To był rok dynamicznych zmian – w taki sposób rok kalendarzowy podsumował Maciej Kochański, prezes UNI Opole, reprezentanta regionu w siatkarskiej elicie kobiet. Po zakończeniu poprzedniego sezonu na 10. pozycji w tabeli Tauron Ligi, ekipa postanowiła dokonać strategicznych zmian kadrowych, które miały wpłynąć na osiągnięcia w obecnym sezonie i to się udało.
Do klubu dołączyły m.in. dwie istotne postacie: reprezentantka Kolumbii Ana Karina Olaya, oraz utalentowana Julia Bińczycka, pierwsza rozgrywająca, która przeszła do UNI Opole z drużyny z Rzeszowa. Między innymi te zmiany odmieniły oblicze drużyny, dając nowe perspektywy i możliwości taktyczne.
Dotychczasowy przebieg ligowej rywalizacji ocenia Maciej Kochański, prezes UNI Opole.

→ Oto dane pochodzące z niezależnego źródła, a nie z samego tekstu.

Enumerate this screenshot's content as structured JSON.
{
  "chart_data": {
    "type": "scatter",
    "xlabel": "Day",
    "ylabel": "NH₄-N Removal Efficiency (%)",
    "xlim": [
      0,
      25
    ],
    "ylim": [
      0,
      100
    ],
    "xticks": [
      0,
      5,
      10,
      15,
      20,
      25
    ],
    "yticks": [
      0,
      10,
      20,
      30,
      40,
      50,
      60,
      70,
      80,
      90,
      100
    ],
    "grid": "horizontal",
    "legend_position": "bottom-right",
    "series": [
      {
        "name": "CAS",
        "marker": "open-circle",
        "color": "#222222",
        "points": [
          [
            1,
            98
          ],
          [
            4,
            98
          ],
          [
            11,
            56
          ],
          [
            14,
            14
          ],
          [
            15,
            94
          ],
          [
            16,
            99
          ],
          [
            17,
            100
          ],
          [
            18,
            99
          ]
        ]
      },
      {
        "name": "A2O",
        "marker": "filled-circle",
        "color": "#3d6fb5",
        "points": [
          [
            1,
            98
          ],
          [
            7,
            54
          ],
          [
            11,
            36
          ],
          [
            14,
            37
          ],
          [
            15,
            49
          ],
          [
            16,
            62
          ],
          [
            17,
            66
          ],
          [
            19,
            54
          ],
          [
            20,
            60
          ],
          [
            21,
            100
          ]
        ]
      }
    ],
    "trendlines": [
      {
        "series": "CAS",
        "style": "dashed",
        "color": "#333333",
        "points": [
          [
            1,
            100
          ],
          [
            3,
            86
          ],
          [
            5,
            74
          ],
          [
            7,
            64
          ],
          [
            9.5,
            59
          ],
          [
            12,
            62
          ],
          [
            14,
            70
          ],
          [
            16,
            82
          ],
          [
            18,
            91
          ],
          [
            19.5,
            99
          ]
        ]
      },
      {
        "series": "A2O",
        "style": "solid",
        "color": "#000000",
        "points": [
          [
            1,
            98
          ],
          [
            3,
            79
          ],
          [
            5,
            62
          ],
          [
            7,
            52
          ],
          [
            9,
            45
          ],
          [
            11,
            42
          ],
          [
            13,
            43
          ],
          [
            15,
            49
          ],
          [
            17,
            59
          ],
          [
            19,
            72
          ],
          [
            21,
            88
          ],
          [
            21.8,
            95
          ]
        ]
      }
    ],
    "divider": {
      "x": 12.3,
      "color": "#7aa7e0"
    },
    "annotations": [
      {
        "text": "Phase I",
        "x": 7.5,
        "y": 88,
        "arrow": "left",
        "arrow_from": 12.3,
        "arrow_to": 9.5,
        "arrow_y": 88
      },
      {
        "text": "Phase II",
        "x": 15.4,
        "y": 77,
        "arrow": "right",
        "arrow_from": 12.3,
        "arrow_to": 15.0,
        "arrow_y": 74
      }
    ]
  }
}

- Sezon przeplatający szczęściem i pechem. Pech, w tym obszarze kontuzji. Niestety, od samego początku cały czas ten pech kontuzji nas prześladuje. Szczęście, bo zajmujemy 7. miejsce i gdzieś ta kwalifikacja do play-off, coś, co było naszym założeniem i celem przed tym sezonem, można powiedzieć, że jest cały czas w naszym zasięgu.
To istotny postęp, zwłaszcza biorąc pod uwagę skromne możliwości finansowe klubu, który jednak zdołał wywalczyć sobie znaczącą pozycję w ligowej czołówce. Według zapewnień władz drużyna jest gotowa na kolejne wyzwania, które czekają w rundzie rewanżowej.